Warhol wrote, “I have to go out every night. If I stay home one night I start spreading rumors to my dogs.”

Ledesma said that Warhol helped coin the term “superstar,” used to describe “the brightest and most powerful film, television and fashion celebrities.” Warhol, she added, also became one himself, after “multiple exhibitions, several books, two television shows and endless media coverage.”

Warhol moved to New York City after attending Carnegie Tech and got his big break on only his second day in the city.

“The art director of Glamour magazine, Tina Fredericks, gave Warhol an assignment to draw shoes − a perfect fit. His first published work appeared in the summer 1949 issue,” Ledesma said.

Makin said the ASU Art Museum has only one other Warhol work – a screenprint of a vase with flowers – “not a typical Warhol image.”

“Warhol was a tremendously influential artist to a whole generation of artists and art supporters and writers,” Makin added. “The black and white photographs offer a glimpse into his everyday existence; he thought of them as a visual diary, capturing who he had been with, what he was doing, where he had been. They are often the sources of images later seen in screenprints or paintings.

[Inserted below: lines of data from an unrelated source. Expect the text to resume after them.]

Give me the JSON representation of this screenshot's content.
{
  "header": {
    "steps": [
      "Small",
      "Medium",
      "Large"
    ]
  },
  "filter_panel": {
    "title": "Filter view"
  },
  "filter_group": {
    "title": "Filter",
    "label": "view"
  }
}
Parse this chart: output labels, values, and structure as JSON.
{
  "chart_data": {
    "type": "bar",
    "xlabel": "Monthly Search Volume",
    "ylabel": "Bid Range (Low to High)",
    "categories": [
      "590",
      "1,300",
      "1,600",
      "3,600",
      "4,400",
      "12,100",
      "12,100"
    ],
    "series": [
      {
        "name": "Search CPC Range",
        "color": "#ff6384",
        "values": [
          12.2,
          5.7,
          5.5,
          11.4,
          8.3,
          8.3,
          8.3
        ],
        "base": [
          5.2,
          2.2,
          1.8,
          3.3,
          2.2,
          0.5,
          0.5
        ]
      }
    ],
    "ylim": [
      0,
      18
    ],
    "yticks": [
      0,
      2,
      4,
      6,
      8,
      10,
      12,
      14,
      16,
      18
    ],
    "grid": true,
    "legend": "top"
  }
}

“Anyone who has studied Warhol will find these snapshots from his life fascinating. This type of collection normally would be available only to very few, larger institutions that could afford its acquisition. By distributing the enormous archive of Warhol’s Polaroids and black and white photographs to institutions across the country, the Warhol Foundation enabled more scholars, students and collectors access to this work.”